I say I was a victim too. I gave my blue ink copy of my prized nexus, which the MOPH never informed me I needed, to  my representative Pat Boyer for delivery via this route in February 2008. Surprise, surprise, surprise. No nexus arrived. He went so far as to imply I never gave it to him. This is the “administrative problems” they are trying to pawn off on the VA. In this instance, and considering it happened at almost the same time, I suspect her and my representative may have been one and the same. Coincidences don’t travel in pairs. If they did we’d always get a pair dealt to us in 5 card stud.

In view of the earlier unidentified date stamps on the two submissions from the Veteran and her credible testimony that she furnished these submissions to her representative’s American Lake field office, it appears that both documents were in the possession of her representative for some period of time before being received by the RO.

This is probably the only time I will believe an employee of the VA is telling the truth. The disdain we accorded behind our backs is appalling.  Now for the panoply of pathetic pablum.

Another assertion from the Veteran concerns the applicability of the “mailbox rule” of 38 C.F.R. § 20.305 in this case. This rule does warrant consideration insofar as the postmark of the Veteran’s Substantive Appeal is not of record. The Board notes, however, that the length of time from February 8 to April 25 in 2007 was 76 days.
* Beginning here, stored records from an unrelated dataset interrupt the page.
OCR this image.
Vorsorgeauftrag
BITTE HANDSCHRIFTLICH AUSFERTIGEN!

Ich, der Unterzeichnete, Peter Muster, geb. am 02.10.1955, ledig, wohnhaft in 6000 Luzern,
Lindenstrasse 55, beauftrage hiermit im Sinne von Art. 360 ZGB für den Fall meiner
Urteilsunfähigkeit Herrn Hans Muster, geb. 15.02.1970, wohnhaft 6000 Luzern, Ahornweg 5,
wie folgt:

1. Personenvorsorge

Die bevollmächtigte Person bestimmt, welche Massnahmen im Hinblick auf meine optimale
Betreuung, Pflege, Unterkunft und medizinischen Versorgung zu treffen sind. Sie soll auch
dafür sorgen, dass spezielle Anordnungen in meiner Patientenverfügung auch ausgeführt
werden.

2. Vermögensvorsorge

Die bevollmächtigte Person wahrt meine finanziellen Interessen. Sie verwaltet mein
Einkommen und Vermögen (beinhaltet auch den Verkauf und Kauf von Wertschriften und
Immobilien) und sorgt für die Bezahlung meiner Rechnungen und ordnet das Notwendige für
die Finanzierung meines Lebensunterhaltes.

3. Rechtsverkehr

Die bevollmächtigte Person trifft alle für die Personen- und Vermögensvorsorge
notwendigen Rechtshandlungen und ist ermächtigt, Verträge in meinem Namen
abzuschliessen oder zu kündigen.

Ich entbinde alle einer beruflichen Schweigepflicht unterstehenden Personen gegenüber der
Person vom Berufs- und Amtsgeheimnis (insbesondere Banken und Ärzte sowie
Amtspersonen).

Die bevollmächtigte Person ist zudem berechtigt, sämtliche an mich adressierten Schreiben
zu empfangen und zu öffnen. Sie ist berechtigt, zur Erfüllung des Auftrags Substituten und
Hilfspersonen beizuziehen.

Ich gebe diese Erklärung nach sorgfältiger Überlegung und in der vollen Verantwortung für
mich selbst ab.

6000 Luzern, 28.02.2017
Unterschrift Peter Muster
Even when applying the “mailbox rule,” and taking into account two weekend days (April 21 and 22), there would still be a passage of 69 days, well in excess of the 60-day response period required by 38 C.F.R. § 20.302(b)(1). Moreover, while the Veteran’s representative cited to “a holiday in there” during the April 2009 hearing, the Board must point out that the only holiday in April 2007, Easter Sunday, fell on April 8. In short, the VA Form 9 was untimely even with application of the “mailbox rule.”
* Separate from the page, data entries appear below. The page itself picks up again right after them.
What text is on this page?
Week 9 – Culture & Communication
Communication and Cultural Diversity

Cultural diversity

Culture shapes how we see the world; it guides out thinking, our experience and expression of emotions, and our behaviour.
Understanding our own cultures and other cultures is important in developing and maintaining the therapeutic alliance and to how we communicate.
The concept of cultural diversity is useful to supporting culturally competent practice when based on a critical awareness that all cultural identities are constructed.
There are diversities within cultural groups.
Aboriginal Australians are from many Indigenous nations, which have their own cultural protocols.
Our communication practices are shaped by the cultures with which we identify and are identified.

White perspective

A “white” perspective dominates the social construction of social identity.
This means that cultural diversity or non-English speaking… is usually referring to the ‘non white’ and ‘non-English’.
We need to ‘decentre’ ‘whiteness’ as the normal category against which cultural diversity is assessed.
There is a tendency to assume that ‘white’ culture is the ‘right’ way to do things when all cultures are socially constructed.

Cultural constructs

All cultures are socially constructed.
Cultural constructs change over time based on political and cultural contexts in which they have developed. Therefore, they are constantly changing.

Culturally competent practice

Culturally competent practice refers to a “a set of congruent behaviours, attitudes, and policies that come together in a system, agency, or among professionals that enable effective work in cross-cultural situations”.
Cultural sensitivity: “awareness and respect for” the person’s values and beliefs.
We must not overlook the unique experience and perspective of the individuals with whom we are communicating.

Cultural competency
Below is the final nail in the coffin. This unequivocally proves the Veteran’s representative has no conception of the regulations concerning the timely submission of a Form 9:

Also, the Veteran’s representative argued that “if there was a piece of evidence to be found,” the 60-day clock should be set again. In this case, however, the Veteran submitted no evidence between February 8 and April 25 of 2007, and there was no basis for the issuance of an SSOC. As such, 38 C.F.R. § 20.302 and, as described above, VAOPGCPREC 9-97 (Feb. 11, 1997) do not apply in this instance.
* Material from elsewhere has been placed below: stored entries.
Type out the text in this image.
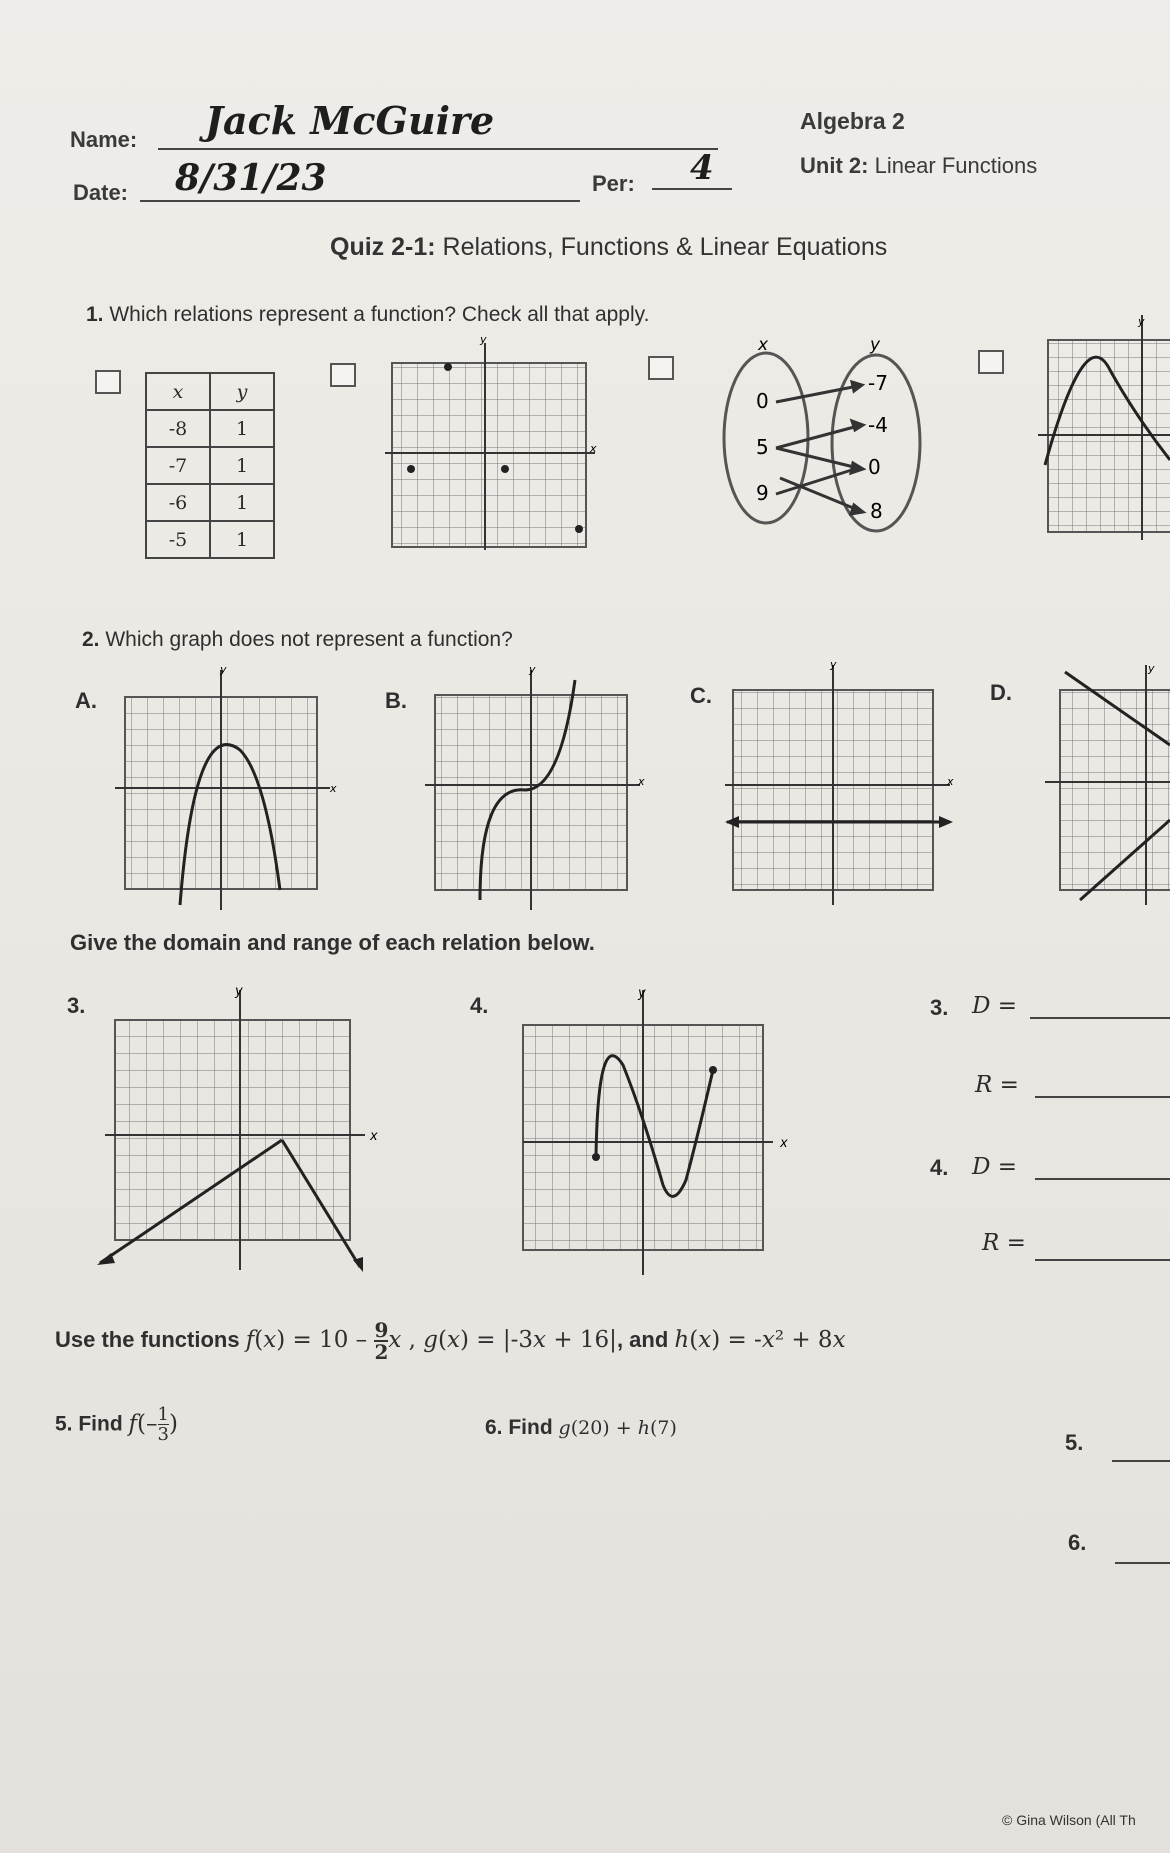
Name: Jack McGuire
Date: 8/31/23	Per: 4
Algebra 2
Unit 2: Linear Functions
Quiz 2-1: Relations, Functions & Linear Equations
1. Which relations represent a function? Check all that apply.
x	y
-8	1
-7	1
-6	1
-5	1
y
x
x	y
0
5
9
-7
-4
0
8
y
2. Which graph does not represent a function?
A.	B.	C.	D.
y
x
y
x
y
x
y
Give the domain and range of each relation below.
3.	4.
y
x
y
x
3. D =
R =
4. D =
R =
Use the functions $f(x) = 10 - \frac{9}{2}$ x , g(x) = |-3x + 16|, and h(x) = -x² + 8x
5. Find f(–1

3 )	6. Find g(20) + h(7)
5.
6.
© Gina Wilson (All Th
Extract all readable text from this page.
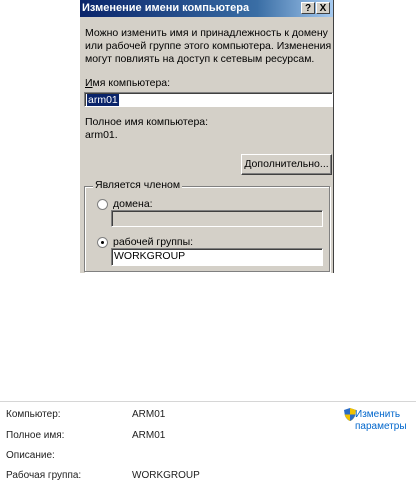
Изменение имени компьютера	? X
Можно изменить имя и принадлежность к домену или рабочей группе этого компьютера. Изменения могут повлиять на доступ к сетевым ресурсам.
Имя компьютера:
arm01
Полное имя компьютера:
arm01.
Дополнительно...
Является членом
домена:
рабочей группы:
WORKGROUP
Компьютер:	ARM01
Полное имя:	ARM01
Описание:
Рабочая группа:	WORKGROUP
Изменить
параметры
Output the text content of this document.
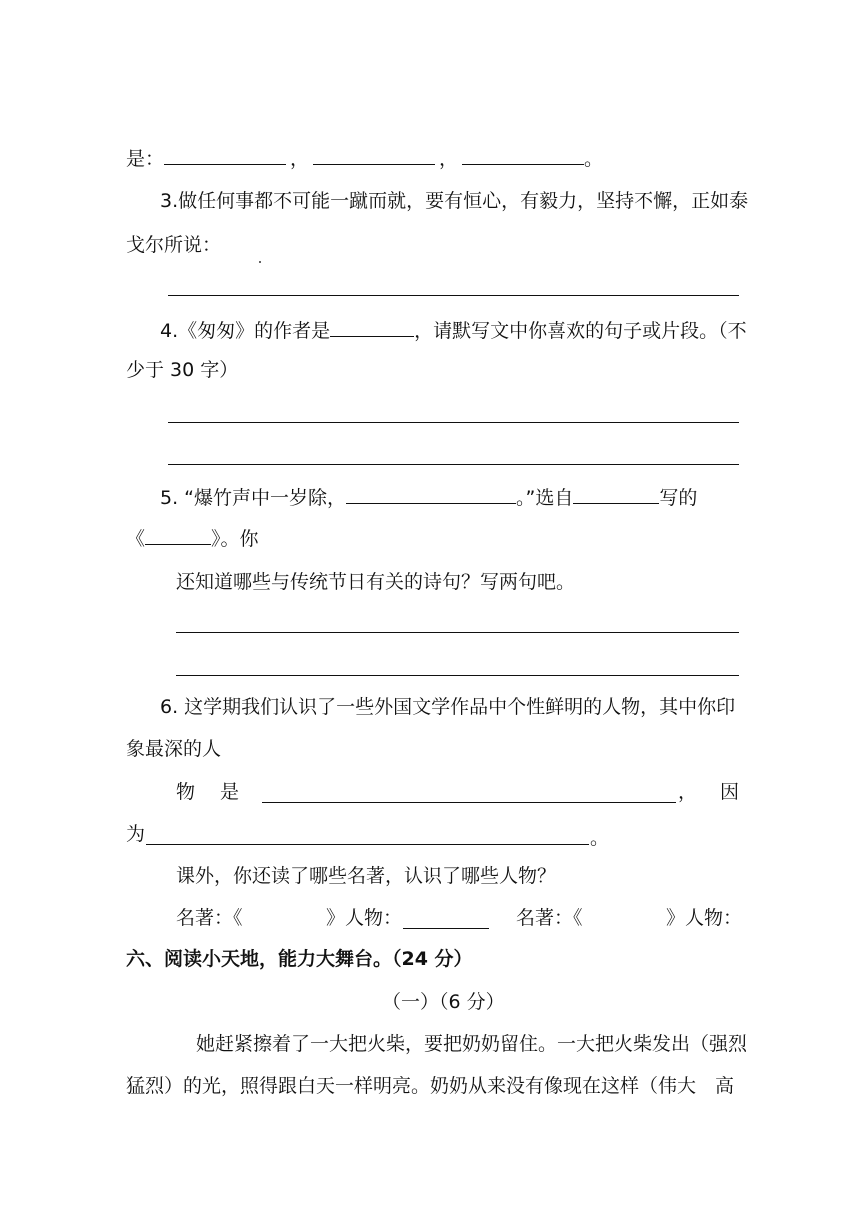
是：	，	，	。
3.做任何事都不可能一蹴而就，要有恒心，有毅力，坚持不懈，正如泰
戈尔所说：
4.《匆匆》的作者是	，请默写文中你喜欢的句子或片段。（不
少于 30 字）
5. “爆竹声中一岁除，	。”选自	写的
《	》。你
还知道哪些与传统节日有关的诗句？写两句吧。
6. 这学期我们认识了一些外国文学作品中个性鲜明的人物，其中你印
象最深的人
物 是	， 因
为	。
课外，你还读了哪些名著，认识了哪些人物？
名著：《	》人物：	名著：《	》人物：
六、阅读小天地，能力大舞台。（24 分）
（一）（6 分）
她赶紧擦着了一大把火柴，要把奶奶留住。一大把火柴发出（强烈
猛烈）的光，照得跟白天一样明亮。奶奶从来没有像现在这样（伟大　高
Does anyone continue to cling to the idea that Congress really had our best interests in mind when they limited our representation before the VA to a bunch of uneducated chuckleheads with a smattering of CFR knowledge? Just because you have a “Certificate of Attendance” proving you were there at the VFW bar and can provide proof of the purchase of two Jack Daniels and cokes, it does not make you a leagle beagle I’d want to entrust my claim to. Oddly, it’s either this or go it alone pro se. Social Security claimants are accorded an attorney and we aren’t? Hellooooo? McFly? Now, to add insult to injury, they just legalized pot in my state. Rug-oh, Rorge . “Your honor, I think I was stoned that day week”.